While the volume of China’s exports is small compared to global giants such as New Zealand, the EU and the US, the shift is symbolically and strategically important. What was once the world’s most important buyer is now facing competition, especially in price-sensitive emerging markets. Major Chinese dairy companies such as Yili and Mengniu are actively expanding overseas, taking advantage of scale and competitive pricing to gain a foothold in new regions.
Global Waves: Prices, Competition and Strategy
China’s dairy pivot is causing a stir in global markets. First, excess Chinese supply is putting upward pressure on global milk powder prices, at a time when supplies from other exporters are also increasing.

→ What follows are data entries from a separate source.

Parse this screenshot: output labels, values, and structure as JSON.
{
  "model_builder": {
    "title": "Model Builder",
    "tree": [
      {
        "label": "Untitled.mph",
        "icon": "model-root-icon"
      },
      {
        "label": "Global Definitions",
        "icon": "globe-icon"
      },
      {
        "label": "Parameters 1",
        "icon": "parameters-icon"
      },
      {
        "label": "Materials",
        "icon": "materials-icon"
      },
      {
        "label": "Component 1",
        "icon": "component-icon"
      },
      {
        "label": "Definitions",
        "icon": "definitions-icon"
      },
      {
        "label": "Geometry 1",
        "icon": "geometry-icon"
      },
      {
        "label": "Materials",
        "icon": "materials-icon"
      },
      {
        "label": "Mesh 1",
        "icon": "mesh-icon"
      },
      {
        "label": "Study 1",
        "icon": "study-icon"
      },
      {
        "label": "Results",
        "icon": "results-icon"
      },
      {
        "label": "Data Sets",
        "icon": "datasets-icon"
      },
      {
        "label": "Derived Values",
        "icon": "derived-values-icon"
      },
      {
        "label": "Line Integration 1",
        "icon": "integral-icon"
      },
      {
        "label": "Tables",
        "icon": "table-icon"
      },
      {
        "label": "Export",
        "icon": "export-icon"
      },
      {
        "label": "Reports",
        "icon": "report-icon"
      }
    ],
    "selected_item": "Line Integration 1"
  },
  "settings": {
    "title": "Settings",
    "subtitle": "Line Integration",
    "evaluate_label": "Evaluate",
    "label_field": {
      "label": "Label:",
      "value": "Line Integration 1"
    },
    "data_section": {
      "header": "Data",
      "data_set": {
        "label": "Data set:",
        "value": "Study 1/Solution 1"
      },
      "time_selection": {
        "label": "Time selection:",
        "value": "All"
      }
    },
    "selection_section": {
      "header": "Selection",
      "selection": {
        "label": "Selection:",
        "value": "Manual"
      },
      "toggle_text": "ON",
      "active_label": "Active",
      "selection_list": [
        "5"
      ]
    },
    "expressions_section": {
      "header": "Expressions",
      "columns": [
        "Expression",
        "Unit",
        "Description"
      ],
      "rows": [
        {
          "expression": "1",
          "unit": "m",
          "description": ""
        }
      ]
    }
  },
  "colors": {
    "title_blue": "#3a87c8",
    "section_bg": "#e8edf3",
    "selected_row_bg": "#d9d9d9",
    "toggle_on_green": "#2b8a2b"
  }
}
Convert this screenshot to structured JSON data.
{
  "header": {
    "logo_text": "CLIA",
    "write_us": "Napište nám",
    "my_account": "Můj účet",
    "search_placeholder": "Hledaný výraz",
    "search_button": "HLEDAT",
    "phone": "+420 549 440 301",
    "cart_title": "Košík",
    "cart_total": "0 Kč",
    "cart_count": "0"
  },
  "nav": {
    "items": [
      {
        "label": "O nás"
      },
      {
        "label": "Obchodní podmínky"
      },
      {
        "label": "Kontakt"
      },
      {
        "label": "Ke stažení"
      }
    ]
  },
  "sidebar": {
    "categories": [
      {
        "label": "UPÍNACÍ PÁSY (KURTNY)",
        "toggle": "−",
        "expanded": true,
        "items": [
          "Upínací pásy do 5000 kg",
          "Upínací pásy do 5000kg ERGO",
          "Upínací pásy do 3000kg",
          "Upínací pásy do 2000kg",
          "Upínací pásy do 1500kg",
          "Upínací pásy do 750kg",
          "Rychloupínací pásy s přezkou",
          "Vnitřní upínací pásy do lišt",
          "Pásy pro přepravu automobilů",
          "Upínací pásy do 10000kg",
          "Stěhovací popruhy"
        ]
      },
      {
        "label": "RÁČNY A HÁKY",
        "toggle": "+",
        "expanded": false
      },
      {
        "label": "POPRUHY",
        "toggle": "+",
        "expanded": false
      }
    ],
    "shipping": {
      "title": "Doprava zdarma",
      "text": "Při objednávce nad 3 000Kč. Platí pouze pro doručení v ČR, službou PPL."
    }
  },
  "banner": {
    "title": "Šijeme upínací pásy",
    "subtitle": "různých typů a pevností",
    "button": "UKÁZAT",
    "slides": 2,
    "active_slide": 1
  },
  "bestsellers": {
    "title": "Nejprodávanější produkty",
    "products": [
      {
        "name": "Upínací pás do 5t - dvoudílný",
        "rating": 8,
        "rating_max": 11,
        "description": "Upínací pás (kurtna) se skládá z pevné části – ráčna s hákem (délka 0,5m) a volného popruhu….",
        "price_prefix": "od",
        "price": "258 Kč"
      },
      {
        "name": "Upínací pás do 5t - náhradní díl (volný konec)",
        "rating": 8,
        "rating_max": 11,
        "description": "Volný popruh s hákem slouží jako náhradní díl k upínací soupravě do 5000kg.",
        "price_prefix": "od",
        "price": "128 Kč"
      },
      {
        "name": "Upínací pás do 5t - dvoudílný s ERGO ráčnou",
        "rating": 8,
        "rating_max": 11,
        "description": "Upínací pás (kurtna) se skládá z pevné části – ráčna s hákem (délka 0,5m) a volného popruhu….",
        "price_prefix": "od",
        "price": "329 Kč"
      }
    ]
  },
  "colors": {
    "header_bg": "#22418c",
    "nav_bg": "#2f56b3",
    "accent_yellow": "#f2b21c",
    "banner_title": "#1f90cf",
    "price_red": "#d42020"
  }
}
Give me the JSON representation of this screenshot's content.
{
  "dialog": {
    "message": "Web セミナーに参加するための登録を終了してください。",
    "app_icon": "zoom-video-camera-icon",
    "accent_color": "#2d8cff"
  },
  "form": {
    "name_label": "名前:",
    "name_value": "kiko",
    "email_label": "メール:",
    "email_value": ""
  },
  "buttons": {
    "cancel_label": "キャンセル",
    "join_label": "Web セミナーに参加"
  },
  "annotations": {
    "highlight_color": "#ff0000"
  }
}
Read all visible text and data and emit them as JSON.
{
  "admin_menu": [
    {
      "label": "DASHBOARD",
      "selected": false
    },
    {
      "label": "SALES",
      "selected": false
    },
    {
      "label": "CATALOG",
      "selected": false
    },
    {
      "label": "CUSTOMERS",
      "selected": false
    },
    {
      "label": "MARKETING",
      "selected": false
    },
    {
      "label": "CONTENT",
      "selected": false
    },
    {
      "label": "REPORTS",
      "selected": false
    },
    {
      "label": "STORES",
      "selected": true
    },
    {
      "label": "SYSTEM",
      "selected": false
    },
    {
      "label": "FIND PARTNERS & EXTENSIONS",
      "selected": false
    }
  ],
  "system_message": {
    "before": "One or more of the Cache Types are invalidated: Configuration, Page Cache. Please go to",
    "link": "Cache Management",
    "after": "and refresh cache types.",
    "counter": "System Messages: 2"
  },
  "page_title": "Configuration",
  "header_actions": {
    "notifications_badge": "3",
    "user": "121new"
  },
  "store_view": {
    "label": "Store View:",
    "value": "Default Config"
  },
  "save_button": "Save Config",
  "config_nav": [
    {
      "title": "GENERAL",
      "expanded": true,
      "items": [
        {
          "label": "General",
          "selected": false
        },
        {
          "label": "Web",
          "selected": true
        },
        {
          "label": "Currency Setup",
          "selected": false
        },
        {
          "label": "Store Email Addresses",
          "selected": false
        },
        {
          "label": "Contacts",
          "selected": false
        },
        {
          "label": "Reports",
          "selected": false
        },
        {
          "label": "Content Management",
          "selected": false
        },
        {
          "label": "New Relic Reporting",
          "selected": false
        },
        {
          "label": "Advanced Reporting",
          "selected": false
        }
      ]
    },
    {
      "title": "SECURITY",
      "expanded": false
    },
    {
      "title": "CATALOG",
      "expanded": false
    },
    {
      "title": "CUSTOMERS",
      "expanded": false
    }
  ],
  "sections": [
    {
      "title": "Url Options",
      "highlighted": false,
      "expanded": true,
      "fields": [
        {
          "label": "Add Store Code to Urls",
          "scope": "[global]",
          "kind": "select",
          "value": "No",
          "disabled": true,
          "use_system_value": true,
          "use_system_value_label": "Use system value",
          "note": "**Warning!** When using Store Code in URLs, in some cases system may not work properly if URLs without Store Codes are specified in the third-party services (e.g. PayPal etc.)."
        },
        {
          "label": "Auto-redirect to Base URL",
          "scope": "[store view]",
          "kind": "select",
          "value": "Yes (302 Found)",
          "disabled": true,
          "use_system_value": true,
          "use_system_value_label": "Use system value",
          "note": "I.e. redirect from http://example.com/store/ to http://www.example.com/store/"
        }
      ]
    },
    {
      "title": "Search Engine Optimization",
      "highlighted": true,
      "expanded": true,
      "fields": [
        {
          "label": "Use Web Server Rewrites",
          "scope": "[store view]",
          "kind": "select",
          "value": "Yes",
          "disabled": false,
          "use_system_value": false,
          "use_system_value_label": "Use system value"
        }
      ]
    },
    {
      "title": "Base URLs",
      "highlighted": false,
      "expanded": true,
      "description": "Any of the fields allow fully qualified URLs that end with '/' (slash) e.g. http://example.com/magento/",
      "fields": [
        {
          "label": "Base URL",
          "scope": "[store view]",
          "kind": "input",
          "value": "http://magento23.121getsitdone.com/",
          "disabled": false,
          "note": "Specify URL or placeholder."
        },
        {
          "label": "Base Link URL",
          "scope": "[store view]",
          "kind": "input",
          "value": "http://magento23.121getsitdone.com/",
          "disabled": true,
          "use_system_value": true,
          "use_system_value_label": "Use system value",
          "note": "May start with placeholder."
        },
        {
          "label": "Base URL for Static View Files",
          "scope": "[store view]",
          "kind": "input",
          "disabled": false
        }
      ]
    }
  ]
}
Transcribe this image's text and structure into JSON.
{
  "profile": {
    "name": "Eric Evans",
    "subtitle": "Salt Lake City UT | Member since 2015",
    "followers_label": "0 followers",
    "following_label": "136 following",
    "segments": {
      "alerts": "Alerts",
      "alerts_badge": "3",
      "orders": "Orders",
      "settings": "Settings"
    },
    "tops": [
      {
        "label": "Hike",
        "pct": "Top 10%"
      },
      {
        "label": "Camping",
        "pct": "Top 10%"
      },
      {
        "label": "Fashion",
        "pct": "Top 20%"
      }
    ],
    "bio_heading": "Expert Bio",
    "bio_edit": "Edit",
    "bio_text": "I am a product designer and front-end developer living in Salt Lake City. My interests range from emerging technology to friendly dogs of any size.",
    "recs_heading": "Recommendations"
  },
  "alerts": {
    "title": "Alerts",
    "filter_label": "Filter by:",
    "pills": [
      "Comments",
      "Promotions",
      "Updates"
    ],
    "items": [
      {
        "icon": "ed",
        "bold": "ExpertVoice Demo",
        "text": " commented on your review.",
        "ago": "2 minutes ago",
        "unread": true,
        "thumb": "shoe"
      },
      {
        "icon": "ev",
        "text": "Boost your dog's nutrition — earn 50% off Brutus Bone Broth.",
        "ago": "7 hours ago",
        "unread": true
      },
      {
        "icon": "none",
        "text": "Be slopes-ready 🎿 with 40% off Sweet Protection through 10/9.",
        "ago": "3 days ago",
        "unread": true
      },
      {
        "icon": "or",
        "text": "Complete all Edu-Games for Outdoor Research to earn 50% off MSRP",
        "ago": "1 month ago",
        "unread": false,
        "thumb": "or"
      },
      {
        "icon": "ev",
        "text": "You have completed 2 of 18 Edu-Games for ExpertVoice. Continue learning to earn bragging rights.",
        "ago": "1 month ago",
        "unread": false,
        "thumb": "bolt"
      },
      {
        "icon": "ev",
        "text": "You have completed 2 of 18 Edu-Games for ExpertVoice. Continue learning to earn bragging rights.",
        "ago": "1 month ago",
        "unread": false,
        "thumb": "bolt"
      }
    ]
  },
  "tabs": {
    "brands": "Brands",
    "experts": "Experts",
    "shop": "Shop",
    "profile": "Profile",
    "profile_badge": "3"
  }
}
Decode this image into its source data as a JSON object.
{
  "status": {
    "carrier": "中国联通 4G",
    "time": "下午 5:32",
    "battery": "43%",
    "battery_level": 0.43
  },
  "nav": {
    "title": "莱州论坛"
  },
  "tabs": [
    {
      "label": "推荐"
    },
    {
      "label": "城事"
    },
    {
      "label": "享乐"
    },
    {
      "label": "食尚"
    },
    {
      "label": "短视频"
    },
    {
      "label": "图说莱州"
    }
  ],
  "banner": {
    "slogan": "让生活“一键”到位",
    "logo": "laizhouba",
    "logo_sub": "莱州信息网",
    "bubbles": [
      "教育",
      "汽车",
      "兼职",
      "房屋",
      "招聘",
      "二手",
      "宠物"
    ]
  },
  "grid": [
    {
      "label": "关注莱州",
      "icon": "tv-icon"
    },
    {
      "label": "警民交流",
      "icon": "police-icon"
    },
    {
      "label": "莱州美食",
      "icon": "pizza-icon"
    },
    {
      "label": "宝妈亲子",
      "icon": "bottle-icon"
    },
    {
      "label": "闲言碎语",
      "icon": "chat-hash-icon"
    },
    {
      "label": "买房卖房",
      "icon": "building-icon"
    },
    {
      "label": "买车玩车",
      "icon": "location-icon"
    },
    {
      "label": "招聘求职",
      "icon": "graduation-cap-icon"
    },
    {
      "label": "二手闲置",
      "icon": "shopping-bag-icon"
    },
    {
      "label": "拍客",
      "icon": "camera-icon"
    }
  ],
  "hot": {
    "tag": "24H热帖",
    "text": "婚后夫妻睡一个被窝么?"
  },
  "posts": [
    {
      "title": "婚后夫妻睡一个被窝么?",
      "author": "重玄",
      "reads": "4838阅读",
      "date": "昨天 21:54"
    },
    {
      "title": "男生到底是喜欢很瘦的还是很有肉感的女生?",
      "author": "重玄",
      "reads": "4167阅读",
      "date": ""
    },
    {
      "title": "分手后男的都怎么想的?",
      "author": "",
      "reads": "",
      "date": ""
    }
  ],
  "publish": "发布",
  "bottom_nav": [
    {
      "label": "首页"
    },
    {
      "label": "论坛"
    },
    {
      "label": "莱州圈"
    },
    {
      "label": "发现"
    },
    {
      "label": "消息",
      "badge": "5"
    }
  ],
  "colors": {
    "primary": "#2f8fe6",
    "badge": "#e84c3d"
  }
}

Analysts have warned of prolonged weak pricing, increasing instability for farmers around the world.
Second, competition is intensifying in the emerging markets of Asia, Africa and the Middle East – regions that were once growth engines for exporters from Oceania, Europe and the Americas. China’s geographical proximity, low logistics costs and aggressive pricing create new challenges for traditional suppliers.
Yet a paradox remains. While China has surplus liquid milk and powder, it is still dependent on imports for high-value dairy products such as specialty cheeses, butter and premium infant formula. Urban consumers continue to associate foreign brands with quality, safety and prestige, keeping these import segments relatively resilient. China’s dairy transformation marks a turning point – not just for its own farmers, but for the global dairy economy.
The change comes at a time when the United States and the European Union find themselves under pressure to push milk and other agricultural exports into global markets. Faced with domestic oversupply, climate-related cost pressures, and slowing consumption at home, both the US and the EU have stepped up efforts to secure market access to Asia, Africa and the Middle East through trade agreements and export incentives. In this crowded landscape, China’s emergence as an exporter is particularly significant: it is not only adding volume to global supply, but also competing directly with Western producers in the markets they are targeting for growth. Buyers that once absorbed surpluses from the US and Europe are now part of the competitive equation, complicating export strategies and increasing price pressures in global agricultural trade.